Earlier we found that an Ephraim Crofoot married Elizabeth W. Winship in 1830 and Betsey Sampson in 1850.

Is it the same Ephraim Crofoot in all three marriages?

It takes time to piece together the genealogical clues and facts that document a family tree.

In the weeks ahead I will continue to report on my newspaper findings about the Crofoot family and provide similar examples from other typical families.

Case Study: Using Old Newspaper Articles to Learn about Your Ancestors

Old newspapers provide the stories of our ancestors’ lives, helping to flesh out the names and dates on our family trees.

What kind of family history can be found in historical newspapers? Let’s pick a typical, ordinary family and find out.

For example, what can I discover about the Crofoot family that lived in Connecticut back to colonial times? Did they appear in the old newspapers?

Let’s see.

I’ll do a search in GenealogyBank’s Historical Newspaper Archives for the family surname Crofoot.

screenshot of GenealogyBank's newspaper search page for Crofoot

Let’s take a look at some of the surname search results.

Here is a wedding announcement article I found in an old newspaper for Ephraim Crofoot.

wedding announcement for Ephrim Crofoot and Elizabeth Winship, Connecticut Mirror newspaper article 1 May 1830

Connecticut Mirror (Hartford, Connecticut), 1 May 1830, page 3

OK. The core facts: Ephraim Crofoot married Miss Elizabeth W. Winship about April 1830 in Middletown, Connecticut.

Here is another reference to Ephraim Crofoot I found in an old newspaper death notice.

death notice for Esther Elizabeth Crofoot, Constitution newspaper article 4 October 1848

Constitution (Middletown, Connecticut), 4 October 1848, page 3

Ephraim’s daughter Esther Elizabeth, aged 17 years, died 29 September 1848. Calculating back, this means she was born about 1831.

OK. That piece seems to fit nicely in the family puzzle, since Ephraim was married the year before in 1830. Esther Elizabeth probably was the daughter of Ephraim and Elizabeth W. (Winship) Crofoot. We’ll need to do more genealogy research to confirm that.

Here is another old newspaper reference to a child of Ephraim’s: Thomas S. Crofoot.

death notice for Thomas Crofoot, Constitution newspaper article 25 August 1852

Constitution (Middletown, Connecticut), 25 August 1852, page 3

This death notice tells us that Ephraim’s son, Thomas S. Crofoot, was 19 years, 4 months old when he died in August 1852. Calculating back, that would put his birth at about April 1833. Again, that fits Ephraim’s 1830 marriage.
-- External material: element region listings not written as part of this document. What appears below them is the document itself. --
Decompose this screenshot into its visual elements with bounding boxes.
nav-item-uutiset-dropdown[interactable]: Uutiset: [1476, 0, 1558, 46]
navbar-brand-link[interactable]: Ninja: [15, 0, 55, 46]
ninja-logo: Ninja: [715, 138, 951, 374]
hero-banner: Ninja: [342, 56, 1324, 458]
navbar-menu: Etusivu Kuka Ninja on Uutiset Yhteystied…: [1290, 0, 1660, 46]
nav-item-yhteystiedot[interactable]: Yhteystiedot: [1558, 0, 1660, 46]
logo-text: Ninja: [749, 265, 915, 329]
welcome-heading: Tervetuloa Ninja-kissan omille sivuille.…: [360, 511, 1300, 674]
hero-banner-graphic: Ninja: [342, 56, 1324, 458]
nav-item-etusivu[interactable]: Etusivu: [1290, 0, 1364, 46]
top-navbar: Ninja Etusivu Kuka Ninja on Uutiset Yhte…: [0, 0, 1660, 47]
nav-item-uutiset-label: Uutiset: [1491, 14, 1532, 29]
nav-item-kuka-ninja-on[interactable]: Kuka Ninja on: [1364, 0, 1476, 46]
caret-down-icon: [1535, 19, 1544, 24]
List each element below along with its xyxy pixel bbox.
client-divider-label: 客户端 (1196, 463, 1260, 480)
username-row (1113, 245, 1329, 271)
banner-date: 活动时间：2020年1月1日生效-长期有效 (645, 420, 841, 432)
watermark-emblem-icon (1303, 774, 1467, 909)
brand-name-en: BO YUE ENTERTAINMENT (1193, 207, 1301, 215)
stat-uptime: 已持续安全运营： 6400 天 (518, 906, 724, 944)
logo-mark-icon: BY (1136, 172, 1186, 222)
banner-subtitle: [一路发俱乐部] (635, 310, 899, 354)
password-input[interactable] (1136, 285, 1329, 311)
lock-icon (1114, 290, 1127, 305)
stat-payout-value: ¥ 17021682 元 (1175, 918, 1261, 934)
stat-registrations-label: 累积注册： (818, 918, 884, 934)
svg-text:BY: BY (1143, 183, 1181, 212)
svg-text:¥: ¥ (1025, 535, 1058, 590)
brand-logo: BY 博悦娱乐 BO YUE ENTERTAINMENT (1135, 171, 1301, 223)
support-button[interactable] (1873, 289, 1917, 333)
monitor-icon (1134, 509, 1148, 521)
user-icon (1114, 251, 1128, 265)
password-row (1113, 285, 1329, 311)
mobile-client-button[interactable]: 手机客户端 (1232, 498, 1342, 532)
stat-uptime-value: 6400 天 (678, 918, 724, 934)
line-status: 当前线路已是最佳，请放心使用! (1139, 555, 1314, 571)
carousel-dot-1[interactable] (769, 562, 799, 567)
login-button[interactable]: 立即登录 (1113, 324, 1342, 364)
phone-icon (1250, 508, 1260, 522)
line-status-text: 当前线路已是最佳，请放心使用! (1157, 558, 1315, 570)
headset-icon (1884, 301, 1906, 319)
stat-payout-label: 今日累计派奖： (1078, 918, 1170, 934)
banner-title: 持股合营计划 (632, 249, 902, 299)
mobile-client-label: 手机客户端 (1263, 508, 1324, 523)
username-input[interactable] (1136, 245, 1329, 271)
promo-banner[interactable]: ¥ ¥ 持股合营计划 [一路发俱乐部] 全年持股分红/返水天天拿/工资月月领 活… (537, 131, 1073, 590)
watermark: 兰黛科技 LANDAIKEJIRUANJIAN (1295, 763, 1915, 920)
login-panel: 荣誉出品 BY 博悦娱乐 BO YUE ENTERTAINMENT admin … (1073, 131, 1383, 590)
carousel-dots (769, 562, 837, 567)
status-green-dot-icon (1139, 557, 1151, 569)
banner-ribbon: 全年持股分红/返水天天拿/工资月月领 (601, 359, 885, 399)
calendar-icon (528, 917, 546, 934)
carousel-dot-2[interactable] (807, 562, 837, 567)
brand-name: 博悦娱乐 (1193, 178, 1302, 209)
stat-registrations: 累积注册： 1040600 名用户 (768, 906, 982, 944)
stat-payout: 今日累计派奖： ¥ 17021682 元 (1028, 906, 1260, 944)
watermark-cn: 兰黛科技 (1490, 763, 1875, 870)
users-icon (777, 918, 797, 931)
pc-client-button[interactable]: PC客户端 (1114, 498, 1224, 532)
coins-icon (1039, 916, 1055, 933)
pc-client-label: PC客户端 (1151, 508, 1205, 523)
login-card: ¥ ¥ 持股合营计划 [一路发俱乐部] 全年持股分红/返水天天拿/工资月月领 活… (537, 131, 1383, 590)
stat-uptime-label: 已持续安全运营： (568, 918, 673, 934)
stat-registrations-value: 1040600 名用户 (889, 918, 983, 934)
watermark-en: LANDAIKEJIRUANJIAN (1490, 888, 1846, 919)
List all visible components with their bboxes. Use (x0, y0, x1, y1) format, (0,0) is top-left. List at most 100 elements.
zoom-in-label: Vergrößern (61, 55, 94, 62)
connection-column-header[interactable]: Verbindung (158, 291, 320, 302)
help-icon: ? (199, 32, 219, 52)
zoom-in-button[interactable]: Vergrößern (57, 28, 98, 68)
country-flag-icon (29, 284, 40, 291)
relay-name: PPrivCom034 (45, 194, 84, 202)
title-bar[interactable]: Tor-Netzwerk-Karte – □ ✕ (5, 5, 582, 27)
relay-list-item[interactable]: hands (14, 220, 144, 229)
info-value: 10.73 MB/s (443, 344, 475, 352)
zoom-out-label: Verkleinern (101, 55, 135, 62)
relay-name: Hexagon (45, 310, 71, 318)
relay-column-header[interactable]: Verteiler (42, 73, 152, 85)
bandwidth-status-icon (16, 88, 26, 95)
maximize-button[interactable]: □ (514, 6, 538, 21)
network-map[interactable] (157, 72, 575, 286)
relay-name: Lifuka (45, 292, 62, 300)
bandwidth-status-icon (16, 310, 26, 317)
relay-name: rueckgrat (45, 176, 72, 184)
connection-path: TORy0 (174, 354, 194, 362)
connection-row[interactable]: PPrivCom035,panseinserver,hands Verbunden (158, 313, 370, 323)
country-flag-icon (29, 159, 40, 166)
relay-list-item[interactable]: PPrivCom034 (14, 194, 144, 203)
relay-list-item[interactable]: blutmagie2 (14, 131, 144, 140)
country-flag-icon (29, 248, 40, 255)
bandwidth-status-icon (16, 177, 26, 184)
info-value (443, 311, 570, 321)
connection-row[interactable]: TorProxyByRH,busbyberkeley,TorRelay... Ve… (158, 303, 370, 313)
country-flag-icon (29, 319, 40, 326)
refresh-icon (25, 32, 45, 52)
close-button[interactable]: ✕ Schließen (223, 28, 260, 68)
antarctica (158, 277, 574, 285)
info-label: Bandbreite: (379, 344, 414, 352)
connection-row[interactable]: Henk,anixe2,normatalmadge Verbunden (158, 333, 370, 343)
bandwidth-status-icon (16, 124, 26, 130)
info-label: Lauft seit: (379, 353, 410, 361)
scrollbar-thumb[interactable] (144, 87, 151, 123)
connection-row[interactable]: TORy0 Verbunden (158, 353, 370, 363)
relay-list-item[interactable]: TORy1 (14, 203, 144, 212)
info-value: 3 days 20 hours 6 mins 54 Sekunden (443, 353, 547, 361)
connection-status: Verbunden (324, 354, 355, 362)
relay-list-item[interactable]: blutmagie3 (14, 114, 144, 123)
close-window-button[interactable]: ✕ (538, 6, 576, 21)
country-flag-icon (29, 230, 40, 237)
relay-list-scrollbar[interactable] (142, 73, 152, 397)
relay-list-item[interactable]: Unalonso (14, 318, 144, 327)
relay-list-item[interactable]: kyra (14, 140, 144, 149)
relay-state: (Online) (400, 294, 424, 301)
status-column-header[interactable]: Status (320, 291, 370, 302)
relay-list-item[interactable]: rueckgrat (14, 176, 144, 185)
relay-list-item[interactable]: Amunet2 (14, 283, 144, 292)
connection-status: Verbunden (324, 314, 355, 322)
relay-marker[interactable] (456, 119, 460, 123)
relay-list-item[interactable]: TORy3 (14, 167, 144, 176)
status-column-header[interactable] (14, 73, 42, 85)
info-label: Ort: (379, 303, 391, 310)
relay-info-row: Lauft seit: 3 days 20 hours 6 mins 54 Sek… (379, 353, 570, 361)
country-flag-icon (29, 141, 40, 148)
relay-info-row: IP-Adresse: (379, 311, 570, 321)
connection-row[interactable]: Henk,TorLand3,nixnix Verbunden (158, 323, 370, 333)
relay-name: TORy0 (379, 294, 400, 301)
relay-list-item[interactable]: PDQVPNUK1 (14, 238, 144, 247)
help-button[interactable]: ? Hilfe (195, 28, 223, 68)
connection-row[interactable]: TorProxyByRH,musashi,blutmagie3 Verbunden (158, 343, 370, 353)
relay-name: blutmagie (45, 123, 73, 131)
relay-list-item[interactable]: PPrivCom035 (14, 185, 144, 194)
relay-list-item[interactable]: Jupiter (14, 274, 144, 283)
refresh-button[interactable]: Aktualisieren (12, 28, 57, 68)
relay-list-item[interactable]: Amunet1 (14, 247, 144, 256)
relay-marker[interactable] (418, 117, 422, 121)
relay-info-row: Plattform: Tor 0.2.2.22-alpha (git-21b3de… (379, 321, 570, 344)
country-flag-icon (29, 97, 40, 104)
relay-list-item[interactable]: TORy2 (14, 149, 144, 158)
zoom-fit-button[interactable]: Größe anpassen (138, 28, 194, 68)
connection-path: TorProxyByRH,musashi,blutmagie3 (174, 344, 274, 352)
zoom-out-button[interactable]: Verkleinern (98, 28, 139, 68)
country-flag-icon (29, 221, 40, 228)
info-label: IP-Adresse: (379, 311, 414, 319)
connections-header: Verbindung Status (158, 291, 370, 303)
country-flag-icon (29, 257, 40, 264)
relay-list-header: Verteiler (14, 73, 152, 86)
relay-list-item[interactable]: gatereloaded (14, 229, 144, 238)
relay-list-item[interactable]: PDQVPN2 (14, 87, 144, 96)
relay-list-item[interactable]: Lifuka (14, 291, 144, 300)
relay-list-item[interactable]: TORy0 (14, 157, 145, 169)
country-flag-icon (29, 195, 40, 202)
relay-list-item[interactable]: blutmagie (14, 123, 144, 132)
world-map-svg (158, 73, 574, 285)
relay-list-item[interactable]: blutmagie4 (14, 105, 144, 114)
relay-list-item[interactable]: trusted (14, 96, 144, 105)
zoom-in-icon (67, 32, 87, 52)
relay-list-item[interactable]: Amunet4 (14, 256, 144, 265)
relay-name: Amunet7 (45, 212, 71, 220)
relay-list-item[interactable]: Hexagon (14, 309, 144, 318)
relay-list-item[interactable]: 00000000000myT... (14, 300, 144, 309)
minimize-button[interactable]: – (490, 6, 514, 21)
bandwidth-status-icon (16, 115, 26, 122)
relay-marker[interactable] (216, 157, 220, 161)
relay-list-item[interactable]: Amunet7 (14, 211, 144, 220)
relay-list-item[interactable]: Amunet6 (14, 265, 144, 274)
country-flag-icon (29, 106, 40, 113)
There is another clue: this newspaper article refers to his father as “the late Ephraim Crofoot, Esq.”

So—had our Ephraim Crofoot died by August 1852?

More genealogical facts to double check.

But, look at this old newspaper article. It is another marriage announcement for an Ephraim Crofoot, to a Betsey Sampson.

wedding announcement for Ephraim Crofoot and Betsey Sampson, Constitution newspaper article 27 February 1850

Constitution (Middletown, Connecticut), 27 February 1850, page 3

Is this the same Ephraim Crofoot? A different Ephraim Crofoot?

Had something happened to Elizabeth (Winship) Crofoot? Had she died? Was there a divorce?

It takes time to piece together all the genealogical clues and facts that document a family tree. As you can see, there are many articles in old newspapers that can help us discover the stories of our ancestors’ lives.

In the weeks ahead I will continue to report on my findings about the Crofoot family and provide similar case study examples from other typical American families to help you better understand how to find newspaper articles about your ancestors—and how you can use them to fill in your family tree.